Он резко распахнул свою дверцу:

– Боже праведный!

Мистер Николс зашагал через парковку. Джесс рывком села, глядя, как он перебегает дорогу и ныряет во флуоресцентное нутро мини-маркета. Через несколько минут он вернулся с бутылкой вина и упаковкой пластиковых стаканчиков.

– Вино наверняка дрянное, – сказал он, забираясь обратно на водительское сиденье. – Но сейчас мне наплевать. – (Джесс смотрела на бутылку.) – Перемирие, Джессика Томас? День был длинным. Неделя – паршивой. И хотя машина большая, она все же недостаточно велика для двух людей, которые не разговаривают друг с другом.

Мистер Николс посмотрел на нее. У него был усталый взгляд, и на подбородке начала пробиваться щетина. Как ни странно, так он выглядел более уязвимым.

Джесс взяла у него стаканчик:

– Простите. Я не привыкла, чтобы нам помогали. От этого я…

– Становитесь недоверчивой? Раздражительной?

– Я хотела сказать: «От этого я жалею, что слишком мало общаюсь с людьми».

– Ладно, – выдохнул он и опустил взгляд на бутылку. – Тогда давайте… Вот черт!

– Что?

– Я думал, здесь винтовая крышка. – Он глядел на пробку, как будто ее нарочно ему подсунули. – Отлично. Полагаю, штопора у вас нет?

– Нет.

– Может, попросить поменять?

– Вы взяли чек? – Мистер Николс протяжно вздохнул, но Джесс перебила: – Не надо.

Она забрала у него бутылку, открыла дверцу и вылезла из машины. Норман вскинул голову.

– Надеюсь, вы не собираетесь разбить бутылку о лобовое стекло?

– Нет. – Джесс отодрала фольгу. – Снимите ботинок.

– Что?

– Снимите ботинок. Со шлепанцами не получится.

– Только не используйте его в качестве бокала. Моя бывшая однажды использовала туфлю на шпильке, и было трудно, очень трудно притворяться, будто меня возбуждает шампанское с запахом ног.

Джесс протянула руку. Мистер Николс наконец снял ботинок. Под его взглядом Джесс вставила донышко бутылки в ботинок и, старательно удерживая конструкцию вместе, подошла к гостинице и как следует стукнула ею по стене.

– Полагаю, бессмысленно спрашивать, что вы делаете.

– Просто подождите минутку, – проговорила она сквозь стиснутые зубы и стукнула снова.

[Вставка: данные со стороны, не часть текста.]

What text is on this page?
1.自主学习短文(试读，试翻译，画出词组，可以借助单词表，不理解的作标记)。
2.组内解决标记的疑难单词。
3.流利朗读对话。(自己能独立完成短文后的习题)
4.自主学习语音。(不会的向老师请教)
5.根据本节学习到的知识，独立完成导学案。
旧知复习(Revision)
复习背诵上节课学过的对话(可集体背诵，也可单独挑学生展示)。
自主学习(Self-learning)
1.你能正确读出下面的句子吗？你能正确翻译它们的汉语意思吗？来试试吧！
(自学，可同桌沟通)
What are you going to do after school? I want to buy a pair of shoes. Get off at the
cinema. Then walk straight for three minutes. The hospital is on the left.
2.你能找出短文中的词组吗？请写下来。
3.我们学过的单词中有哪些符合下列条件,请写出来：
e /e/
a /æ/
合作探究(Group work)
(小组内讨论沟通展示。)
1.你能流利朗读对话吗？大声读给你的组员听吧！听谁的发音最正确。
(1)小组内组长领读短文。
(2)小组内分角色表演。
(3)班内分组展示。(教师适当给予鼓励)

Мистер Николс медленно покачал головой.

Джесс выпрямилась и сверкнула глазами:

– Можете высосать пробку, если хотите.

Он поднял руку:

– Нет-нет! Вперед! Битое стекло в носках – это именно то, чего мне не хватает сегодняшним вечером.

Джесс проверила пробку и стукнула еще раз. Есть! Пробка на сантиметр вышла из горлышка. Бац! Еще сантиметр. Осторожно держа бутылку, Джесс стукнула еще раз. Готово: она аккуратно вытащила остаток пробки из горлышка и протянула бутылку мистеру Николсу.

Он посмотрел на бутылку, затем на Джесс. Она вернула ему ботинок.

– Ух ты! Вы очень полезны в хозяйстве.

– Еще я умею вешать полки, перестилать гнилые половицы и менять вентиляторный ремень на связанные колготки.

– Серьезно?

– Насчет ремня – нет. – Она забралась в машину и взяла у него пластиковый стаканчик с вином. – Как-то раз попробовала. Колготки порвались, не успели мы проехать и тридцати ярдов. Отличные теплые колготки из «Маркс и Спенсер». – Она сделала глоток. – И в машине несколько недель воняло горелыми колготками.

Норман заскулил во сне.

– Перемирие. – Мистер Николс поднял свой стаканчик.

– Перемирие. Надеюсь, вы не сядете за руль в ближайшее время? – Джесс подняла свой.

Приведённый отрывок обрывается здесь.